A question on modular arithmetics

[life is maths]

Homework Statement

Hi, my question is:

Show that if p is a prime, x²≡1(mod p) has exactly two solutions for p>2.

Homework Equations

The Attempt at a Solution

I did:
p|x²-1
Then for a number a;
pa=x²-1
pa+1=x²
x=$$\mp$$$$\sqrt{pa+1}$$

But I did not use the fact that p is prime and greater than 2. Do you have any ideas? Thanks in advance.

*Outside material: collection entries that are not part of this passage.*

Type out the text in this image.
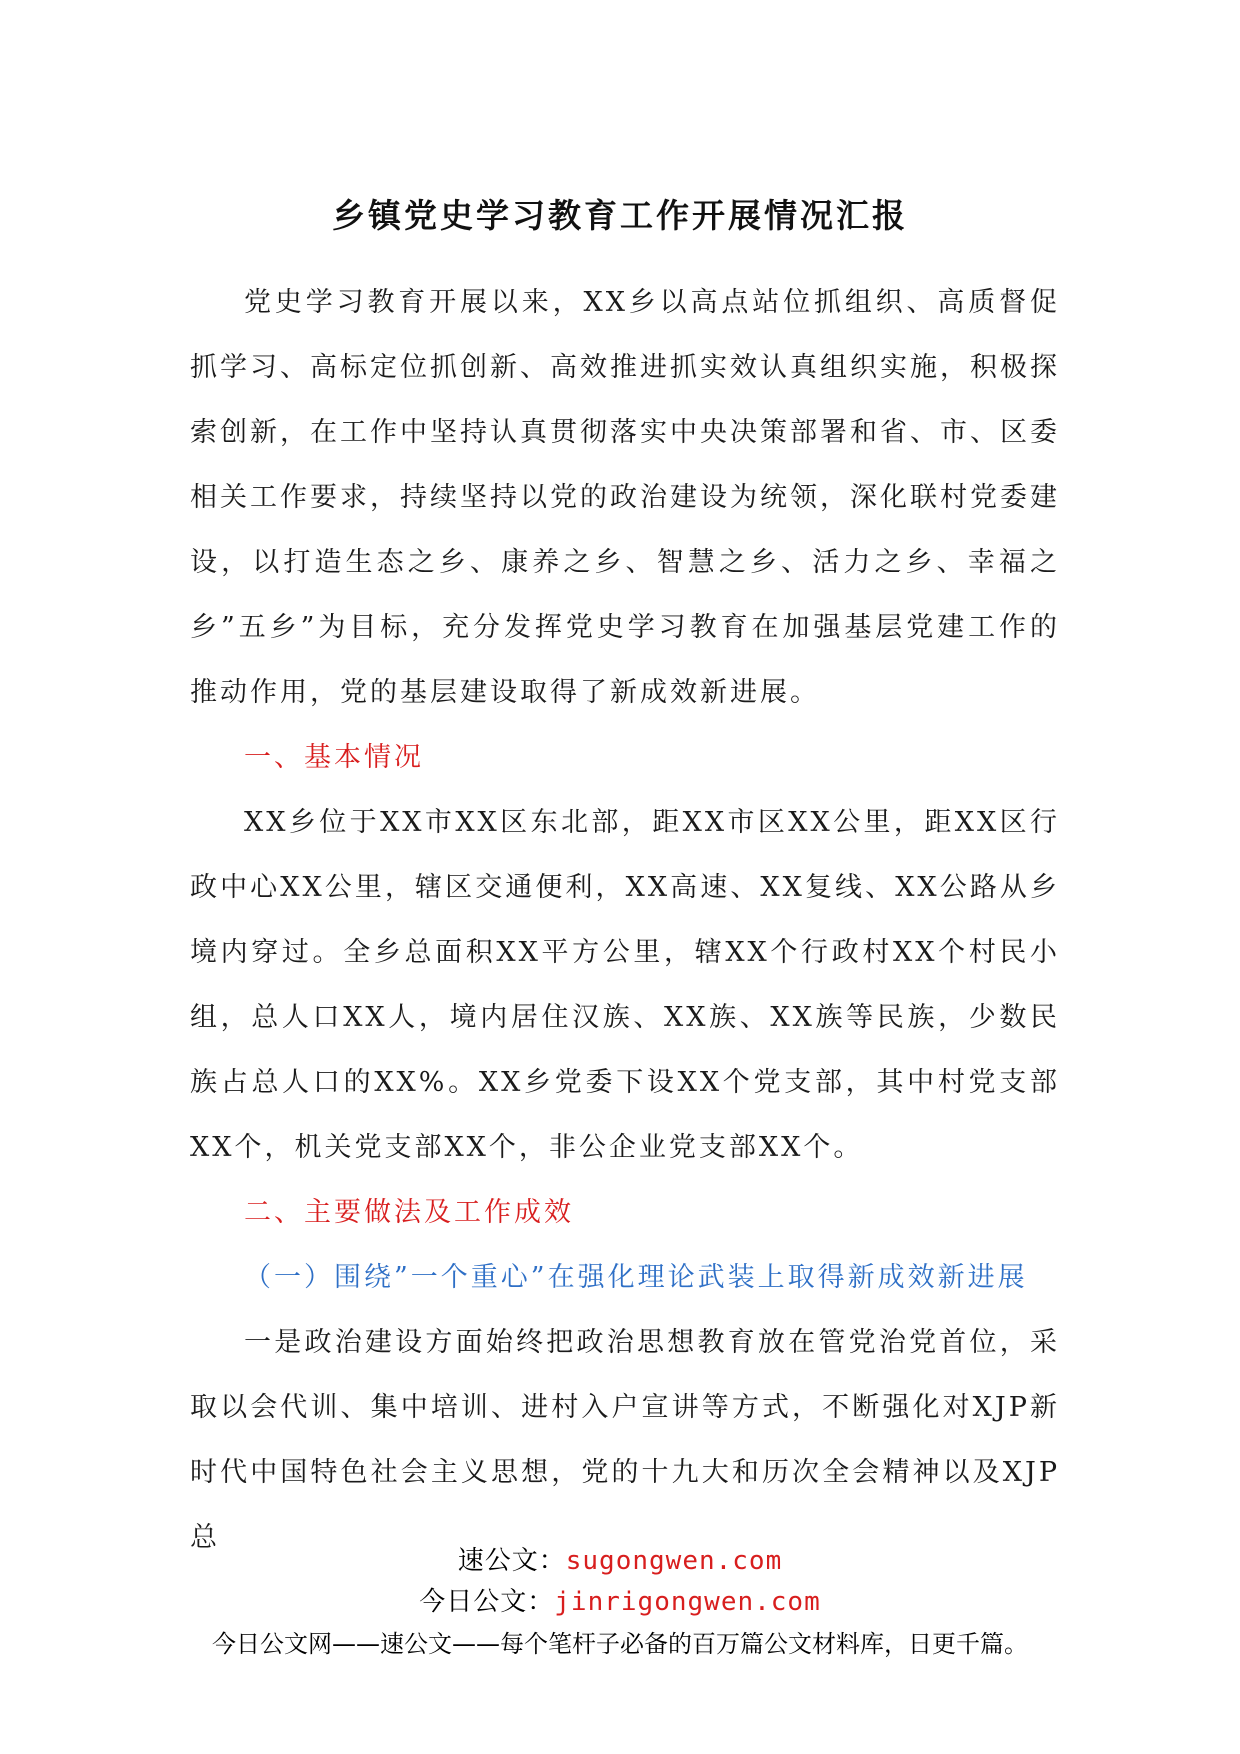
乡镇党史学习教育工作开展情况汇报

党史学习教育开展以来，XX乡以高点站位抓组织、高质督促抓学习、高标定位抓创新、高效推进抓实效认真组织实施，积极探索创新，在工作中坚持认真贯彻落实中央决策部署和省、市、区委相关工作要求，持续坚持以党的政治建设为统领，深化联村党委建设，以打造生态之乡、康养之乡、智慧之乡、活力之乡、幸福之乡”五乡”为目标，充分发挥党史学习教育在加强基层党建工作的推动作用，党的基层建设取得了新成效新进展。

一、基本情况

XX乡位于XX市XX区东北部，距XX市区XX公里，距XX区行政中心XX公里，辖区交通便利，XX高速、XX复线、XX公路从乡境内穿过。全乡总面积XX平方公里，辖XX个行政村XX个村民小组，总人口XX人，境内居住汉族、XX族、XX族等民族，少数民族占总人口的XX%。XX乡党委下设XX个党支部，其中村党支部XX个，机关党支部XX个，非公企业党支部XX个。

二、主要做法及工作成效

（一）围绕”一个重心”在强化理论武装上取得新成效新进展

一是政治建设方面始终把政治思想教育放在管党治党首位，采取以会代训、集中培训、进村入户宣讲等方式，不断强化对XJP新时代中国特色社会主义思想，党的十九大和历次全会精神以及XJP总

速公文：sugongwen.com
今日公文：jinrigongwen.com
今日公文网——速公文——每个笔杆子必备的百万篇公文材料库，日更千篇。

This is not a homework but a suggested exercise before exam.

 

[Stephen Tashi]

It's more likely the problem is based on
$$x^2 - 1 = 0 (mod\ p)$$
$$(x+1)(x-1) = 0 (mod\ p)$$
and the facts about the "zero divisors" of mod p arithmetic.

 

[life is maths]

Thank you, but we haven't learned zero divisors yet. Is it a subject related to rings?
Since I have no idea on that subject, do you have any ideas about how to solve it in another way? Thanks again :)

 

[Stephen Tashi]

Yes, it is a topic in rings. It's also one of main reasons that people are interested in have a prime modulus.

If you can have non-zero numbers such a,b such that ab = 0 (mod K) then the mod K arithmetic is said to have "zero divisors". For example if you are solving

(x)(x+1) = 0 (mod 12) , you get one solution due to x = 3 because ( 3)(4) = 0 (mod 12).
You also can have the solutions x = 0 and x = 11. That's more than 2 solutions to this quadratic equation.

When the modulus is a prime number, you can solve an equation like
(x)(x+1) = 0 (mod p) just as you would solve it in ordinary algebra by assuming that one of the factors must be zero. That gives only two solutions.

 

[life is maths]

Thanks, I think I understood the zero divisors, but I'm still a bit confused and couldn't actually constructed a good proof. I have (x+1)(x-1) = 0 (mod p) and what should I do next? Should I assume the factors are 0? How is it possible without knowing p? Thanks for your help.

 

[Stephen Tashi]

(x+1)(x-1) = 0 (mod p) and what should I do next? Should I assume the factors are 0?

Assume one or the other factor is zero. It's just like solving a quadratic equation by factoring.

How is it possible without knowing p?

Because p is a prime, so in its modular arithmetic there can't be two non-zero factors whose product is zero. Arithmetic modulo a prime has no zero divisors. And p > 2 so x+1 and x-1 can't be the same number.